そうした状況の中、日本経団連では2004年8月より、ソフト、ハード、キャリア等コンテンツ関連企業のトップによる「エンターテインメント・コンテンツ関係者連携に関する懇談会」を設置し、相互理解を深め、コンテンツ・ビジネスの将来像等について議論を重ねてきた。こうしたコンテンツ関係者による連携は、民間の場で自主的に進められてこそ意義があり、同懇談会の取組みは、政府においても有意義な成果を示すことが期待されているところである。

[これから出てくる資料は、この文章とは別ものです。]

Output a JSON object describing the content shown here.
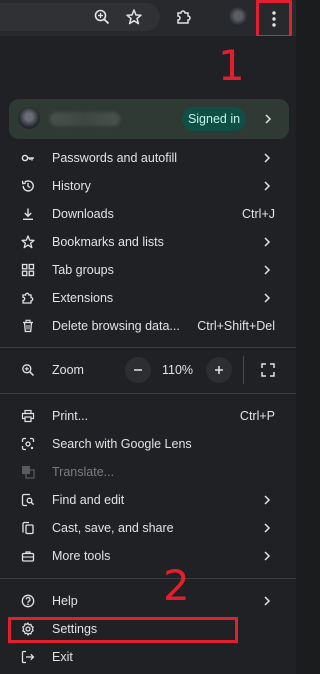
{
  "colors": {
    "toolbar_bg": "#28292c",
    "menu_bg": "#202124",
    "text": "#e3e3e3",
    "disabled_text": "#7a7b7e",
    "profile_card": "#2f3a35",
    "signed_badge_bg": "#0f4f46",
    "annotation_red": "#e0202f"
  },
  "toolbar": {
    "icons": [
      "zoom-icon",
      "star-icon",
      "extensions-icon",
      "avatar",
      "kebab-menu-icon"
    ]
  },
  "annotations": {
    "step1": "1",
    "step2": "2"
  },
  "profile": {
    "signed_in_label": "Signed in"
  },
  "menu": {
    "group1": [
      {
        "label": "Passwords and autofill",
        "icon": "key-icon",
        "submenu": true
      },
      {
        "label": "History",
        "icon": "history-icon",
        "submenu": true
      },
      {
        "label": "Downloads",
        "icon": "download-icon",
        "shortcut": "Ctrl+J"
      },
      {
        "label": "Bookmarks and lists",
        "icon": "star-icon",
        "submenu": true
      },
      {
        "label": "Tab groups",
        "icon": "tab-groups-icon",
        "submenu": true
      },
      {
        "label": "Extensions",
        "icon": "extensions-icon",
        "submenu": true
      },
      {
        "label": "Delete browsing data...",
        "icon": "trash-icon",
        "shortcut": "Ctrl+Shift+Del"
      }
    ],
    "zoom": {
      "label": "Zoom",
      "value": "110%",
      "minus": "−",
      "plus": "+"
    },
    "group2": [
      {
        "label": "Print...",
        "icon": "print-icon",
        "shortcut": "Ctrl+P"
      },
      {
        "label": "Search with Google Lens",
        "icon": "lens-icon"
      },
      {
        "label": "Translate...",
        "icon": "translate-icon",
        "disabled": true
      },
      {
        "label": "Find and edit",
        "icon": "find-icon",
        "submenu": true
      },
      {
        "label": "Cast, save, and share",
        "icon": "cast-icon",
        "submenu": true
      },
      {
        "label": "More tools",
        "icon": "toolbox-icon",
        "submenu": true
      }
    ],
    "group3": [
      {
        "label": "Help",
        "icon": "help-icon",
        "submenu": true
      },
      {
        "label": "Settings",
        "icon": "gear-icon"
      },
      {
        "label": "Exit",
        "icon": "exit-icon"
      }
    ]
  }
}
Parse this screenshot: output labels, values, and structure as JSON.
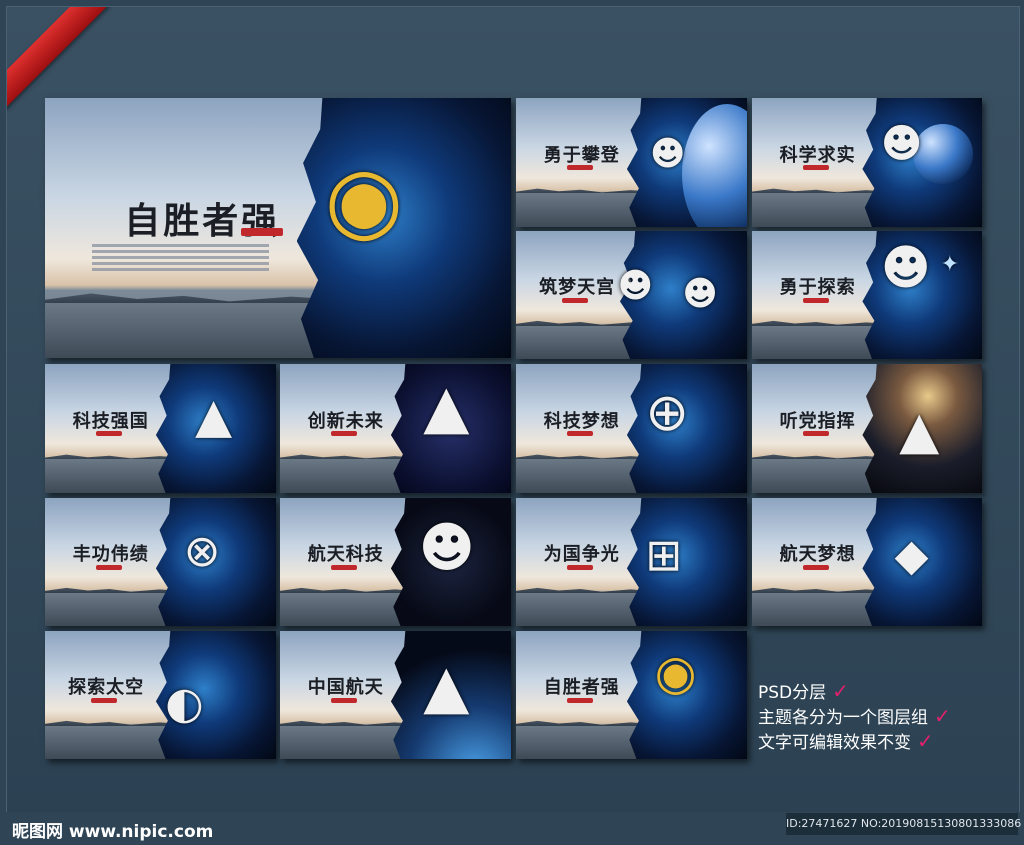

そこで、本提言では、同懇談会におけるこれまでの議論の成果をもとに、今後3年から5年を視野に、ユビキタス社会におけるユーザーのニーズと権利者の保護のバランスを図りつつ、ソフト・ハード・キャリア等の連携による新たなビジネスモデル構築に向けた課題を整理し、今後の協力方策について提案することとする。

2.コンテンツ・ビジネスをめぐる環境変化

メディア端末の技術革新やネットワーク化・ブロードバンド化は目覚しく、ユビキタス化が急速に進んでいる。こうした動きは今後3〜5年でさらに加速することが予想され、新たなビジネスモデル構築に際しては、こうした環境変化を的確に見極め、前提とする必要がある。

(1) ハードの技術革新

メディア端末の技術革新は目覚しく、デジタル化、ハイデフィニション(HD)化等に伴う高性能化・高機能化により、コンテンツの創造・保護・活用のあらゆる側面において大きな環境変化をもたらしている。こうした傾向は、ネットワーク化によるインタラクティビティ(双方向性)の付与と相まって、今後さらに顕著なものとなり、現状のビジネスモデルに大きな影響を与えるものとなる。他方、こうしたメディア端末の技術革新がユーザーの利便に即するためには、使いやすいユーザー・インターフェースの構築が不可欠である。パソコンに比べ操作がシンプルな情報家電は日本が競争優位を持つ分野であり、新たなビジネスモデルを世界に発信する際の有望な媒体となり得る。

(2) ネットワーク化とブロードバンド化

わが国の高速・超高速インターネット加入者数は2005年9月時点で2148万人に達し、わが国の通信サービスは通信速度や利用料金を含め、世界的にも最高水準にある。また、電力線を通信インフラとして活用する電力線搬送通信(PLC)等新たな動きもある。さらに、高密度化したブリッジメディア、パッケージメディアも端末間を結びつける媒体として機能しており、これらを相互に融合させ付加価値の高いサービスを提供するモデルも登場している。こうしたブロードバンドの普及や記録媒体の高密度化等により、高性能化したメディア端末同士がネットワーク化されることでユビキタス化が進み、いつでもどこでもコンテンツを楽しめる環境が整備されつつある。こうした傾向は、IPv6や次世代基幹ネットワークNGN(Next Generation Network)等の本格導入によってますます顕著なものになり、将来的にはユビキタス・ネットワークが前提のビジネスが展開されることになる。

(3) コンテンツのマルチユース市場の拡大

メディア・ソフト市場は、近年、約12兆円から13兆円規模で推移している。一次流通市場が縮小する中、マルチユース市場は2003年までの3年間、年平均2000億円ずつ拡大しており、コンテンツのマルチユースは拡大傾向にある。 メディア端末の高性能化やブロードバンド化は、コンテンツとメディアの分離を促進し、マルチユース、すなわち収益機会の拡大に寄与しているとも言え、わが国のコンテンツ・ビジネスが飛躍的に発展できるか否かはマルチユースの展開如何による。メディアの違いによる流通の垣根は年々低くなっており、マルチユース拡大に向けたさらなる環境整備が求められる。